3350 GG Brown
Abstract: Decision makers and stakeholders are usually concerned about climate change projections at local spatial scales and fine temporal resolutions. This contrasts with the reliability of climate models, which is typically higher at the global and regional scales, Therefore, there is a demand for advanced methodologies that offer the capability of transferring predictions of climate models and relative uncertainty to scales commensurate with practical applications and for higher order statistics (e.g., few square kilometres and sub-daily scale).

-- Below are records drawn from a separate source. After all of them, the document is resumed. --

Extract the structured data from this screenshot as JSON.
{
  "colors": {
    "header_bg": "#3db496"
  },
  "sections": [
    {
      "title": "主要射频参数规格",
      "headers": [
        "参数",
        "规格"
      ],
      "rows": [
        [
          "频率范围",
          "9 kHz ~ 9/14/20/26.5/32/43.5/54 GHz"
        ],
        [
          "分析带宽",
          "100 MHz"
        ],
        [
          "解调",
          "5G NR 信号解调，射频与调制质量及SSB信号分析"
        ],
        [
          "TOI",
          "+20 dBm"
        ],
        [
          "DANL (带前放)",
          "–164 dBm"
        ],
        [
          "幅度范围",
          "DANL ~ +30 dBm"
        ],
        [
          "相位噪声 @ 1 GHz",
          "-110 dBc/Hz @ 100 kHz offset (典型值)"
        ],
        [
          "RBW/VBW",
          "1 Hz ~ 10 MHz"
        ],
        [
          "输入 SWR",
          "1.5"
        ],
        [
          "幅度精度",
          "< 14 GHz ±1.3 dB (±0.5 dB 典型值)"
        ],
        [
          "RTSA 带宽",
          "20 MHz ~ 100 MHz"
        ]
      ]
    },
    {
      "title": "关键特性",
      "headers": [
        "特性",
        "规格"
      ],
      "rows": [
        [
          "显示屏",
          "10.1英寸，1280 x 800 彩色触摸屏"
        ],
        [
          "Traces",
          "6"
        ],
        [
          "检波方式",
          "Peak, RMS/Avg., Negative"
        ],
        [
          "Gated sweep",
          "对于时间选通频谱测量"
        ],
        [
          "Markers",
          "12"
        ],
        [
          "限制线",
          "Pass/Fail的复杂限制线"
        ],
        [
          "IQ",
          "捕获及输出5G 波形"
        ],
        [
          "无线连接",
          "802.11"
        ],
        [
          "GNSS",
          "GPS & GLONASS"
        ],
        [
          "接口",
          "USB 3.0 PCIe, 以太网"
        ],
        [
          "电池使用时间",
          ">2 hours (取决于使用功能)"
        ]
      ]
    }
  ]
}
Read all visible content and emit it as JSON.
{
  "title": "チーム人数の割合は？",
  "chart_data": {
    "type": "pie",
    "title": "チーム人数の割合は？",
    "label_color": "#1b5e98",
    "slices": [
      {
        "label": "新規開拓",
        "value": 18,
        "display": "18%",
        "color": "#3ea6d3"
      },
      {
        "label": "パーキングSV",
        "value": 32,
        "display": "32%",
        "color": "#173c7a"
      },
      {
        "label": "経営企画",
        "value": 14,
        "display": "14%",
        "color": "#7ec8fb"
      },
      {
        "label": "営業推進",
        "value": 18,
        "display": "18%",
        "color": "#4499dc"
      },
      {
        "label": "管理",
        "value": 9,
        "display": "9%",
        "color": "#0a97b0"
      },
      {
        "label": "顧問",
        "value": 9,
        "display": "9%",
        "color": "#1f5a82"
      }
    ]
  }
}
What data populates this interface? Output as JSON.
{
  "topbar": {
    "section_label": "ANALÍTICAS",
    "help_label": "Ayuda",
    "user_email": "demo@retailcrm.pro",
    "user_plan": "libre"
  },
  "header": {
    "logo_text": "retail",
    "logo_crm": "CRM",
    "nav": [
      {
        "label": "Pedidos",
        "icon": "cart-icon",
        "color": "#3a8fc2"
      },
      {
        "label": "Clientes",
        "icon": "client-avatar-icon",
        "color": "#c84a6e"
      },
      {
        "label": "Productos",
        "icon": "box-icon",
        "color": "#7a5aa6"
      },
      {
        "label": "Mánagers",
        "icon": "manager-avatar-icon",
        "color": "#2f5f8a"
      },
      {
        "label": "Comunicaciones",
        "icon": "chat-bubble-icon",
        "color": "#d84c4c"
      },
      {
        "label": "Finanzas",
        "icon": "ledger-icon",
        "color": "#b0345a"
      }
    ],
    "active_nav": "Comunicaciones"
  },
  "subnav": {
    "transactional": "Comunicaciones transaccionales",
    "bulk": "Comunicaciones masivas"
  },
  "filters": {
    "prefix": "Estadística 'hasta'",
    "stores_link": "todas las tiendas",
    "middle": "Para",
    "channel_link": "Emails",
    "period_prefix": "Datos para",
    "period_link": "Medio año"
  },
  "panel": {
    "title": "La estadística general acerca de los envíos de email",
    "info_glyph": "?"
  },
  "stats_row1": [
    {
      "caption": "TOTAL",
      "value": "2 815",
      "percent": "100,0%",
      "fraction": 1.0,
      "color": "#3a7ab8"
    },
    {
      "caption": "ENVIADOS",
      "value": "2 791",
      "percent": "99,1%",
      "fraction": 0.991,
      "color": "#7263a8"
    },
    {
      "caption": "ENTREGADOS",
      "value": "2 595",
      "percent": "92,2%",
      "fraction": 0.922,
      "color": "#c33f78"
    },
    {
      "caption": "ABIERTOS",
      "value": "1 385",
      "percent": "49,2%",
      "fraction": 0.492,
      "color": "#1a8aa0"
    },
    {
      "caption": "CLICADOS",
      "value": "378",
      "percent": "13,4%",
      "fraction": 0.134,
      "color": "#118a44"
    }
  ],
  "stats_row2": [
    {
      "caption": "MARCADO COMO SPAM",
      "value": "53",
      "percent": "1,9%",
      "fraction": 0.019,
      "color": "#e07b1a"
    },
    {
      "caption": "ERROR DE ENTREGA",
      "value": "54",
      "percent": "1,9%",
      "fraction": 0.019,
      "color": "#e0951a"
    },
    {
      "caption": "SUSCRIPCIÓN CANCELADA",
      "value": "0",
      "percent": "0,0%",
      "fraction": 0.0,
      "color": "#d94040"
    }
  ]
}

A stochastic downscaling technique that makes use of an hourly weather generator (AWE-GEN) and of a Bayesian methodology to weight realizations from different climate models is used to generate local scale meteorological time series of plausible “futures”. We computed factors of change from realizations of 32 climate models used in the Coupled Model Intercomparison Project Phase 5 (CMIP5) and for different emission scenarios (RCP 4.5 and RCP 8.5). Future climate projections for several meteorological variables (precipitation, air temperature, relative humidity, shortwave radiation) are simulated at three locations characterized by remarkably different climates, Zurich (Switzlerand), Miami, and San Francisco (USA).
The methodology is designed to partition three main sources of uncertainty: uncertainty due to climate models (model epistemic uncertainty), anthropogenic forcings (scenario uncertainty), and internal climate variability (stochastic uncertainty). The three types of uncertainty sources are considered as dependent, implicitly accounting for possible co-variances among the sources. For air temperature, the magnitude of the different uncertainty sources is comparable for mid-of-the-century projections, while scenario uncertainty dominates at large lead-times. The dominant source of uncertainty for changes in precipitation mean and extremes is internal climate variability, which is accounting for more than 80% of the total uncertainty also for end-of-the-century projections. For precipitation, the uncertainty due to historic climate variability is covering a large fraction of the total uncertainty for the projected future. For precipitation statistics, there is a limited room for uncertainty reduction even for end-of-century projections because uncertainty is almost entirely due to internal climate variability. Conversely, projected changes in air temperature and other variables can be largely constrained, even at local scales, if more accurate emission scenarios can be identified.